Arimbi diam sejenak. Kemarin, kami memang janjian akan pergi ke warnet berdua, ada tugas dari kampus Arimbi dan dia memintaku untuk menemaninya. Tapi tiba-tiba saja Ibu menyuruhku untuk menggantikannya menjaga warung karena beliau mau ke Kantor Kecamatan mengurus surat C1 yang besok akan digunakan mbak Ratih untuk mencari beasiswa. Terpaksa Ibu menyuruhku karena hanya aku yang dirumah sementara yang lainnya sibuk sekolah. Meskipun biasanya Ibu tidak mengijinkanku untuk menjaga warung karena takut kalau nanti tetangga yang ingin membeli tidak jadi atau malah mereka komplain karena ‘aku’ yang menjaga bukan kakak atau adikku. Atau mungkin juga karena Ibu malu punya anak sepertiku?. Tak ada yang bisa dibanggakan oleh orang cacat sepertiku, sekalipun aku yang telah membiayai sekolah kakakku hingga dia hampir meraih gelar sarjana, dengan hanya mengandalkan kemampuan menjahitku yang tidak seberapa serta mesin jahit tua warisan nenek Ibu.

“Jadi Ibumu masih tetap bersikukuh tidak mengijinkanmu pergi kalau denganku?”

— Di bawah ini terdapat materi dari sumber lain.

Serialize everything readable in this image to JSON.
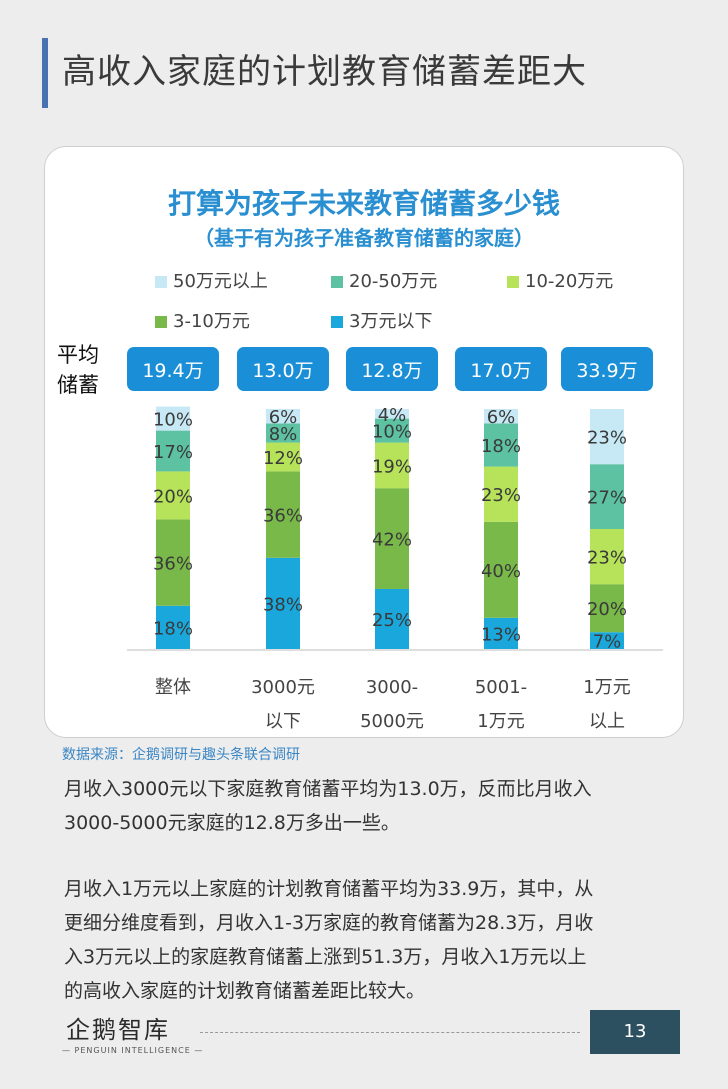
{
  "page": {
    "title": "高收入家庭的计划教育储蓄差距大",
    "page_number": "13"
  },
  "source": "数据来源：企鹅调研与趣头条联合调研",
  "logo": {
    "name": "企鹅智库",
    "tagline": "— PENGUIN INTELLIGENCE —"
  },
  "paragraphs": [
    [
      "月收入3000元以下家庭教育储蓄平均为13.0万，反而比月收入",
      "3000-5000元家庭的12.8万多出一些。"
    ],
    [
      "月收入1万元以上家庭的计划教育储蓄平均为33.9万，其中，从",
      "更细分维度看到，月收入1-3万家庭的教育储蓄为28.3万，月收",
      "入3万元以上的家庭教育储蓄上涨到51.3万，月收入1万元以上",
      "的高收入家庭的计划教育储蓄差距比较大。"
    ]
  ],
  "chart_data": {
    "type": "bar",
    "stacked": true,
    "percent_stacked": true,
    "title": "打算为孩子未来教育储蓄多少钱",
    "subtitle": "（基于有为孩子准备教育储蓄的家庭）",
    "avg_label": "平均\n储蓄",
    "categories": [
      "整体",
      "3000元\n以下",
      "3000-\n5000元",
      "5001-\n1万元",
      "1万元\n以上"
    ],
    "averages": [
      "19.4万",
      "13.0万",
      "12.8万",
      "17.0万",
      "33.9万"
    ],
    "legend_placement": "top",
    "legend_order": [
      "50万元以上",
      "20-50万元",
      "10-20万元",
      "3-10万元",
      "3万元以下"
    ],
    "series": [
      {
        "name": "3万元以下",
        "color": "#1aa8dc",
        "values": [
          18,
          38,
          25,
          13,
          7
        ]
      },
      {
        "name": "3-10万元",
        "color": "#79b94a",
        "values": [
          36,
          36,
          42,
          40,
          20
        ]
      },
      {
        "name": "10-20万元",
        "color": "#b6e35a",
        "values": [
          20,
          12,
          19,
          23,
          23
        ]
      },
      {
        "name": "20-50万元",
        "color": "#5cc2a2",
        "values": [
          17,
          8,
          10,
          18,
          27
        ]
      },
      {
        "name": "50万元以上",
        "color": "#c7e9f6",
        "values": [
          10,
          6,
          4,
          6,
          23
        ]
      }
    ],
    "ylim": [
      0,
      100
    ],
    "grid": false,
    "colors": {
      "title": "#2a8fd1",
      "badge": "#1a8fd8",
      "badge_text": "#ffffff"
    }
  }
}
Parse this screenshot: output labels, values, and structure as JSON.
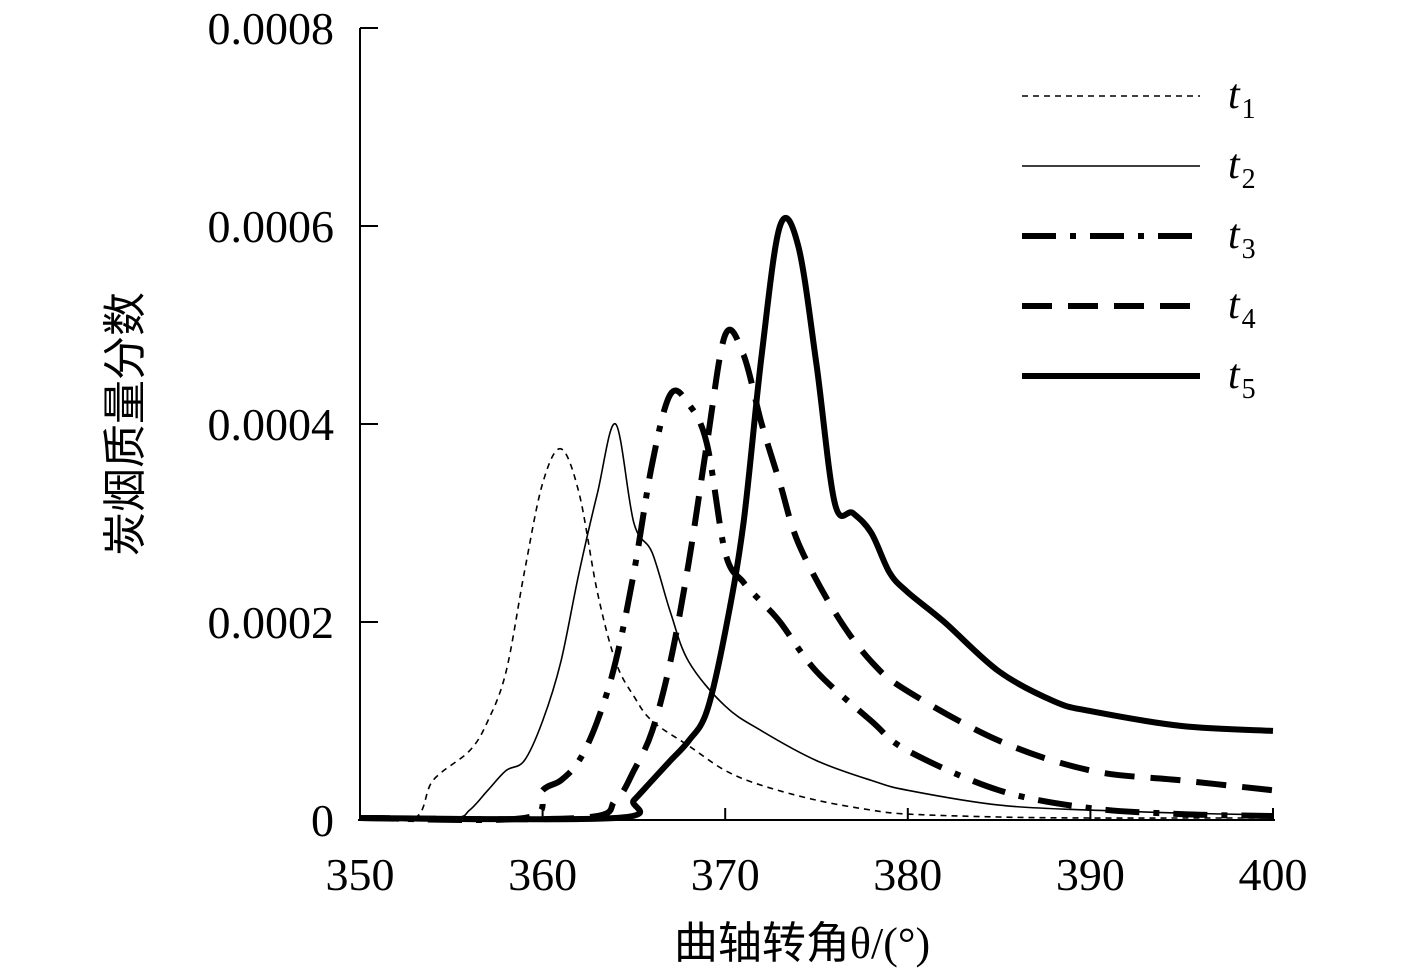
{
  "chart_data": {
    "type": "line",
    "title": "",
    "xlabel": "曲轴转角θ/(°)",
    "ylabel": "炭烟质量分数",
    "xlim": [
      350,
      400
    ],
    "ylim": [
      0,
      0.0008
    ],
    "xticks": [
      "350",
      "360",
      "370",
      "380",
      "390",
      "400"
    ],
    "yticks": [
      "0",
      "0.0002",
      "0.0004",
      "0.0006",
      "0.0008"
    ],
    "grid": false,
    "legend_position": "top-right",
    "series": [
      {
        "name": "t1",
        "name_base": "t",
        "name_sub": "1",
        "style": "dotted-thin",
        "x": [
          350,
          353,
          354,
          356,
          357,
          358,
          359,
          360,
          361,
          362,
          363,
          364,
          365,
          366,
          368,
          370,
          372,
          375,
          378,
          380,
          385,
          390,
          395,
          400
        ],
        "y": [
          2e-06,
          2e-06,
          4e-05,
          7e-05,
          0.0001,
          0.00015,
          0.00025,
          0.00034,
          0.000375,
          0.00033,
          0.00023,
          0.00016,
          0.000125,
          0.0001,
          7.5e-05,
          5e-05,
          3.5e-05,
          2e-05,
          1e-05,
          6e-06,
          3e-06,
          2e-06,
          2e-06,
          2e-06
        ]
      },
      {
        "name": "t2",
        "name_base": "t",
        "name_sub": "2",
        "style": "solid-thin",
        "x": [
          350,
          355,
          356,
          357,
          358,
          359,
          360,
          361,
          362,
          363,
          364,
          365,
          366,
          367,
          368,
          370,
          372,
          375,
          378,
          380,
          385,
          390,
          395,
          400
        ],
        "y": [
          2e-06,
          2e-06,
          1e-05,
          3e-05,
          5e-05,
          6e-05,
          0.0001,
          0.00016,
          0.00025,
          0.00033,
          0.0004,
          0.0003,
          0.00027,
          0.00021,
          0.00016,
          0.000115,
          9e-05,
          6e-05,
          4e-05,
          3e-05,
          1.5e-05,
          1e-05,
          7e-06,
          5e-06
        ]
      },
      {
        "name": "t3",
        "name_base": "t",
        "name_sub": "3",
        "style": "dashdot-thick",
        "x": [
          350,
          359,
          360,
          361,
          362,
          363,
          364,
          365,
          366,
          367,
          368,
          369,
          370,
          371,
          372,
          373,
          375,
          378,
          380,
          385,
          390,
          395,
          400
        ],
        "y": [
          2e-06,
          2e-06,
          3e-05,
          4e-05,
          6e-05,
          0.0001,
          0.00016,
          0.00025,
          0.00036,
          0.00043,
          0.00042,
          0.00038,
          0.00027,
          0.00024,
          0.00022,
          0.0002,
          0.00015,
          0.0001,
          7e-05,
          3e-05,
          1.2e-05,
          6e-06,
          4e-06
        ]
      },
      {
        "name": "t4",
        "name_base": "t",
        "name_sub": "4",
        "style": "dash-thick",
        "x": [
          350,
          362,
          364,
          365,
          366,
          367,
          368,
          369,
          370,
          371,
          372,
          373,
          374,
          376,
          378,
          380,
          385,
          390,
          395,
          400
        ],
        "y": [
          2e-06,
          2e-06,
          2e-05,
          5e-05,
          9e-05,
          0.00016,
          0.00026,
          0.00038,
          0.00049,
          0.00047,
          0.0004,
          0.00034,
          0.00028,
          0.00021,
          0.00016,
          0.00013,
          8e-05,
          5e-05,
          4e-05,
          3e-05
        ]
      },
      {
        "name": "t5",
        "name_base": "t",
        "name_sub": "5",
        "style": "solid-thick",
        "x": [
          350,
          364,
          365,
          366,
          367,
          368,
          369,
          370,
          371,
          372,
          373,
          374,
          375,
          376,
          377,
          378,
          379,
          380,
          382,
          385,
          388,
          390,
          395,
          400
        ],
        "y": [
          2e-06,
          2e-06,
          2e-05,
          4e-05,
          6e-05,
          8e-05,
          0.00011,
          0.00019,
          0.0003,
          0.00047,
          0.0006,
          0.00058,
          0.00046,
          0.00032,
          0.00031,
          0.00029,
          0.00025,
          0.00023,
          0.0002,
          0.00015,
          0.00012,
          0.00011,
          9.5e-05,
          9e-05
        ]
      }
    ]
  }
}
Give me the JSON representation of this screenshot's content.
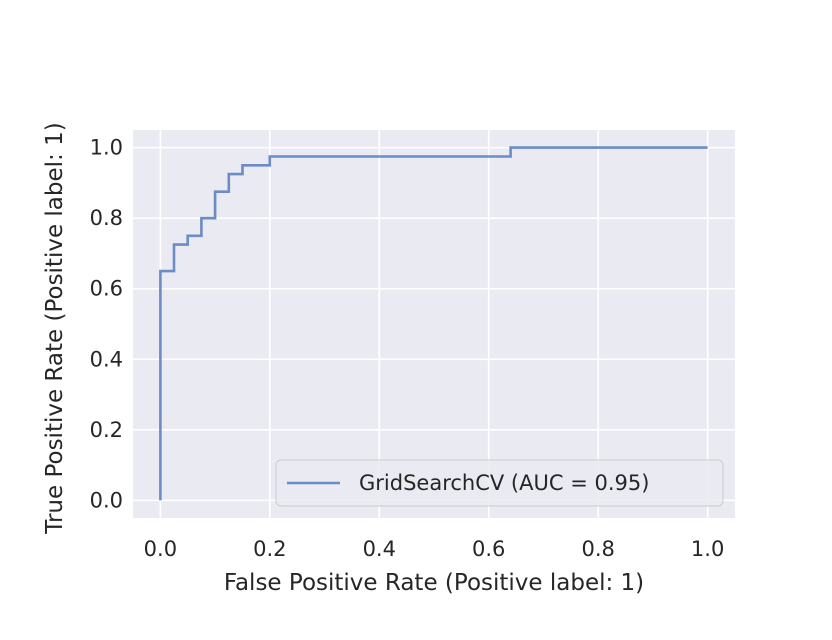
{
  "chart_data": {
    "type": "line",
    "title": "",
    "xlabel": "False Positive Rate (Positive label: 1)",
    "ylabel": "True Positive Rate (Positive label: 1)",
    "xlim": [
      -0.05,
      1.05
    ],
    "ylim": [
      -0.05,
      1.05
    ],
    "xticks": [
      0.0,
      0.2,
      0.4,
      0.6,
      0.8,
      1.0
    ],
    "yticks": [
      0.0,
      0.2,
      0.4,
      0.6,
      0.8,
      1.0
    ],
    "xtick_labels": [
      "0.0",
      "0.2",
      "0.4",
      "0.6",
      "0.8",
      "1.0"
    ],
    "ytick_labels": [
      "0.0",
      "0.2",
      "0.4",
      "0.6",
      "0.8",
      "1.0"
    ],
    "grid": true,
    "legend_position": "lower-right",
    "colors": {
      "background": "#eaeaf2",
      "grid": "#ffffff",
      "line": "#6b8cc4",
      "text": "#262626"
    },
    "series": [
      {
        "name": "GridSearchCV (AUC = 0.95)",
        "x": [
          0.0,
          0.0,
          0.025,
          0.025,
          0.05,
          0.05,
          0.075,
          0.075,
          0.1,
          0.1,
          0.125,
          0.125,
          0.15,
          0.15,
          0.2,
          0.2,
          0.64,
          0.64,
          1.0
        ],
        "y": [
          0.0,
          0.65,
          0.65,
          0.725,
          0.725,
          0.75,
          0.75,
          0.8,
          0.8,
          0.875,
          0.875,
          0.925,
          0.925,
          0.95,
          0.95,
          0.975,
          0.975,
          1.0,
          1.0
        ]
      }
    ]
  }
}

“Bukan hanya denganmu, tapi semua orang. Beliau nggak pernah ngijinin aku pergi dengan orang lain kecuali dengan kakak, adik, bahkan sendiri pun tidak boleh kecuali untuk mengantar pesanan baju. Inipun tadi aku bilangnya mau pergi ke rumah Budhe Idah, ngambil kerjaan,” jelasku cepat. Arimbi sepertinya hanya paham sepotong-potong saja dengan yang kukatakan barusan, tapi secara keseluruhan dia pasti paham. Aku pernah memberikan bahasa lebih banyak dan cepat daripada ini.

Dia mengangguk-anggukan kepalanya, masih dengan nada sangsi dengan alasanku. Tapi harusnya dia sudah tahu tentang aku yang tidak boleh bertemu dengannya.

Dua tahun lalu aku, seperti biasa baru pulang dari kursus menjahit dengan Budhe Rin yang masih kerabat jauh ayah saat tiba-tiba Arimbi datang menjemputku, padahal hari itu hujan lebat. Karena sepertinya semua orang lupa untuk menjemputku, aku pulang bersamanya. Tapi aku tidak tahu kalau hujan merupakan pantangan buatku. Esok paginya badanku demam dan selama tiga hari tidak bisa melakukan apapun. Semua orang merasa kesal karena bagaimanapun juga, kebisuanku sudah cukup merepotkan mereka, tidak perlu ditambah-tambahi dengan deman segala. Jadilah, sejak saat itu Ibu melarangku untuk bertemu dengan Arimbi. Tapi, seperti yang sudah kubilang, selama dua tahun ini kami masih sering bertemu dan nyaris beberapa kali ketahuan, tapi aku bisa menemukan alasan yang tepat.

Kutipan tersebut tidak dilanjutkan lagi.